The gap between Beltway Republicans and the Republican base is part of a wider gap between the Mainstream and the Political Class. On many issues, the gap between Mainstream Americans and the Political Class is bigger than the gap between Mainstream Republicans and Mainstream Democrats.
But Political Class Democrats control Congress and the White House while their GOP counterparts have little in the way of power and influence to overcome the disconnect with their base….Look for the Republican Party to sink further into irrelevancy as long as its key players insist on hanging around Congress or K Street for their ideas. The future for the GOP is beyond the Beltway.
Arlen Specter’s party switch confirms the impression that many average Republicans have of inside-the-beltway-GOPers. Specter liked being a Republican because he could win as one and wield power. Now, he can’t wield the power (in the minority) and he may not even make it out of his own GOP primary. So he’s switching purely for self-preservation* because he had fallen out of touch with his party. He wouldn’t be the first moderate to tack in a different direction based on some
poll soul searching.
UPDATE: Surprise….former Sen. Chafee offers his two cents:
“The party is not changing, they are not learning from all of this. We’ve seen a huge wipeout in the Senate,” Chafee said. “You’d think they’d want to change direction as they slip deeper and deeper into the minority and that’s just not happening. They went after Arlen Specter in a blue state primary and look what happened, he just walked across the aisle.”
Of course, the convenient mis-remembering here is that the National party didn’t “go after” Senator Chafee, the Senate re-election committee stood by him, choosing pragmatism over ideological purity. It still wasn’t enough for Chafee to defeat up-and-coming Democratic superstar Sheldon Whitehouse (ahem). The former Senator still has a knack for putting the blame for the short-circuiting of his political birthright on everyone except for the guy in the mirror.

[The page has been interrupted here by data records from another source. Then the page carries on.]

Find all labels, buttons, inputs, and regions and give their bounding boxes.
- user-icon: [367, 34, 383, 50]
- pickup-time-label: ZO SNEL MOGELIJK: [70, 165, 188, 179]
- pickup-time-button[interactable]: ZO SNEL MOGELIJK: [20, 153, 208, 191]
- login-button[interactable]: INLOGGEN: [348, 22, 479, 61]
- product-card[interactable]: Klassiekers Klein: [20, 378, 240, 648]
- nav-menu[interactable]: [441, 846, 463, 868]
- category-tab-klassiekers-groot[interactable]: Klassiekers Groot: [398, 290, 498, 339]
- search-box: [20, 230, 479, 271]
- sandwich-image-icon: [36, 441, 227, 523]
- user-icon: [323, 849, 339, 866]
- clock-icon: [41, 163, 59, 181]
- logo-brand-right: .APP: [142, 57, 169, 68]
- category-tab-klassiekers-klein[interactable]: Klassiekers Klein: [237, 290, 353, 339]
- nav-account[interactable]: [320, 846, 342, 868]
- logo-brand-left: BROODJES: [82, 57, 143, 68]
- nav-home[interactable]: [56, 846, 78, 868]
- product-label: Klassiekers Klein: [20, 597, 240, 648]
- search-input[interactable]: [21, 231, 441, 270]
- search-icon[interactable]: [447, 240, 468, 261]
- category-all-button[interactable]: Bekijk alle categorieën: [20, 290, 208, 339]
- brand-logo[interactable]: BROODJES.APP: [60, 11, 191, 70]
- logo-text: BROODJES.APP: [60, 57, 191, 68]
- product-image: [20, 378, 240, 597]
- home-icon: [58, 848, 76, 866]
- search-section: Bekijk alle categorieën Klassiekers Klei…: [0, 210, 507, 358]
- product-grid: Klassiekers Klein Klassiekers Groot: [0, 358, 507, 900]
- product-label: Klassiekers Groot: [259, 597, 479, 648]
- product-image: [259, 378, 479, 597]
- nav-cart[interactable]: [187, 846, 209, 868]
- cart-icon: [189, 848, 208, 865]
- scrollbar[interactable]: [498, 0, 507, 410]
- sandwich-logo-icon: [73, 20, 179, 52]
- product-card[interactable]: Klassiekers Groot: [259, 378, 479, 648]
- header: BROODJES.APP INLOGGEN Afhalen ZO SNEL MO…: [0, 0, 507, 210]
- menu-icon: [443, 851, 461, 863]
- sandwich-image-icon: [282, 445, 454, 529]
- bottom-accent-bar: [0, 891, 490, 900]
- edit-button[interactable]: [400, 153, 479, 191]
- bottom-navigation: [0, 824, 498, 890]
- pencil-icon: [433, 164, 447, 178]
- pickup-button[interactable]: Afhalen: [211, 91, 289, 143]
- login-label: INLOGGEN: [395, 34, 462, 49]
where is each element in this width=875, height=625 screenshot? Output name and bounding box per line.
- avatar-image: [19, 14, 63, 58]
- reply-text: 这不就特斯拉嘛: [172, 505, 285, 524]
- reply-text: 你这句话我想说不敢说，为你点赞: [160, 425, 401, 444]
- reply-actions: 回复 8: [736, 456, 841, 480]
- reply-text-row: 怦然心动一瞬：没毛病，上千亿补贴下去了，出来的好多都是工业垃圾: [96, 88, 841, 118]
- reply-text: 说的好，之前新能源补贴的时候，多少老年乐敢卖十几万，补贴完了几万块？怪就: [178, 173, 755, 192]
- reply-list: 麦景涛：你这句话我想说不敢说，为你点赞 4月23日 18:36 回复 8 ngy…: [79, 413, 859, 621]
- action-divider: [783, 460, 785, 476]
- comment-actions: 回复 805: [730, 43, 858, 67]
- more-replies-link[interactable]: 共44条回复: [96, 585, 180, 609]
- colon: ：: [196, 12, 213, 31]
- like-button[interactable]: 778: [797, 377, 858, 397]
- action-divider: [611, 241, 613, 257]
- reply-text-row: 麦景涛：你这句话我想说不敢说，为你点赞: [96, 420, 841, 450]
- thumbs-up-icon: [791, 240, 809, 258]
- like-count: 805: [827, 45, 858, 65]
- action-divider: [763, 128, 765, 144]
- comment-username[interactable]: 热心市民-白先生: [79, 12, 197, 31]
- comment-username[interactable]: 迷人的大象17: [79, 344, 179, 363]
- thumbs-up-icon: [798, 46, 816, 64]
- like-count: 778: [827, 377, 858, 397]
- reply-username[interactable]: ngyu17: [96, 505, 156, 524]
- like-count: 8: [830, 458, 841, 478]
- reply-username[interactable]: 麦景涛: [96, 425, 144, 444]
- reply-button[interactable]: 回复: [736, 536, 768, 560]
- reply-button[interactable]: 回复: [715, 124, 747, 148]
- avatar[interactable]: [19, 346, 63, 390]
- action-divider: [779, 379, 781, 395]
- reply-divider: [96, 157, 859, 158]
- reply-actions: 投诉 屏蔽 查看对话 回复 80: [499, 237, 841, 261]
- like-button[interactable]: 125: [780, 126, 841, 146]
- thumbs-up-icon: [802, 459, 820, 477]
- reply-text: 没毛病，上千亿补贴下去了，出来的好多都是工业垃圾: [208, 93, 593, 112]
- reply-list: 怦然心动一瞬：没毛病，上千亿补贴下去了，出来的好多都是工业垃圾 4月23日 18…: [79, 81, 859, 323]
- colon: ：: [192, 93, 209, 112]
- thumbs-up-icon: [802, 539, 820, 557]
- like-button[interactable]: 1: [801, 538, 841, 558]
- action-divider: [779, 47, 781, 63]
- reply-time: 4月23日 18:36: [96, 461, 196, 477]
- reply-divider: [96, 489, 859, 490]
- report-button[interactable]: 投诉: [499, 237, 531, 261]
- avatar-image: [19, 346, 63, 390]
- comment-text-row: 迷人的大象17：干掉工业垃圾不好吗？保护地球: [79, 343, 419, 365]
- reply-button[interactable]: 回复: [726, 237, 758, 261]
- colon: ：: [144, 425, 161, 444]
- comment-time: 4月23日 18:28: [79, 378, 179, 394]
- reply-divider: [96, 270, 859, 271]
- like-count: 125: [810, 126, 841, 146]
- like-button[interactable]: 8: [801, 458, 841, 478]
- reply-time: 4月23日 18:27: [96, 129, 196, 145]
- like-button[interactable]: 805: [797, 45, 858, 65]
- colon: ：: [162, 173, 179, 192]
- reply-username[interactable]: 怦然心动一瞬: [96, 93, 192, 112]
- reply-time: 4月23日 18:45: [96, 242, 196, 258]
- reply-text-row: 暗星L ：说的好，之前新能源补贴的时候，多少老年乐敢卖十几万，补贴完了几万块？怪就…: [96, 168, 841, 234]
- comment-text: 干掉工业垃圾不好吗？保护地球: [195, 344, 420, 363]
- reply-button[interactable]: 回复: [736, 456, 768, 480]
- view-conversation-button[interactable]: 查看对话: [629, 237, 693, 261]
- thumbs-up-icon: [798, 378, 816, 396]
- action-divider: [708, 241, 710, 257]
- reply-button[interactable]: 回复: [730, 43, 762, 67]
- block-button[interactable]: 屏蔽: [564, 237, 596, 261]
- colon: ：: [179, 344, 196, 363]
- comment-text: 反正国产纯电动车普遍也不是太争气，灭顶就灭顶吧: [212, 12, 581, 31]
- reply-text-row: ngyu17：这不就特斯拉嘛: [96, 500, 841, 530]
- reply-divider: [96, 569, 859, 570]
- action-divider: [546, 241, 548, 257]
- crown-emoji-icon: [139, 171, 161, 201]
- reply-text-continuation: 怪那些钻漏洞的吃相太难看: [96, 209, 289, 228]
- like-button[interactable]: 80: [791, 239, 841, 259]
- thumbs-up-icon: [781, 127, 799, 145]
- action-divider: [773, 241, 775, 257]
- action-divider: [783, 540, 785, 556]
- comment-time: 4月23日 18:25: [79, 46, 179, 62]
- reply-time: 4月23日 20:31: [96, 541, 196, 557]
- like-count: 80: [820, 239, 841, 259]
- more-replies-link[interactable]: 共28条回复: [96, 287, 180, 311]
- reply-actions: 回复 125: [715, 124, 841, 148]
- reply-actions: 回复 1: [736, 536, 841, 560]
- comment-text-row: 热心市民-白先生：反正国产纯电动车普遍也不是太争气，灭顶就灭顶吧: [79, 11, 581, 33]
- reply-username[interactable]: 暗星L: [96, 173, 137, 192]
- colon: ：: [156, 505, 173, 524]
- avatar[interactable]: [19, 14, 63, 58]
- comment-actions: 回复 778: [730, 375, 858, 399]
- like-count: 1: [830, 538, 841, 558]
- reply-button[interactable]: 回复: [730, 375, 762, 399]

*NOTE: Pennsylvania is a closed primary state, unlike Rhode Island. So when polls of Republicans in Penn. showed Specter way behind, the structure of Penn. primaries simply don’t allow for the groundswell of independent (or Democratic) voters that saved Chafee versus Laffey in the 2008 RI GOP Senate primary. If RI was a closed primary state, it’s a good bet Sen. Chafee would have found the Democratic party more comfortable, too.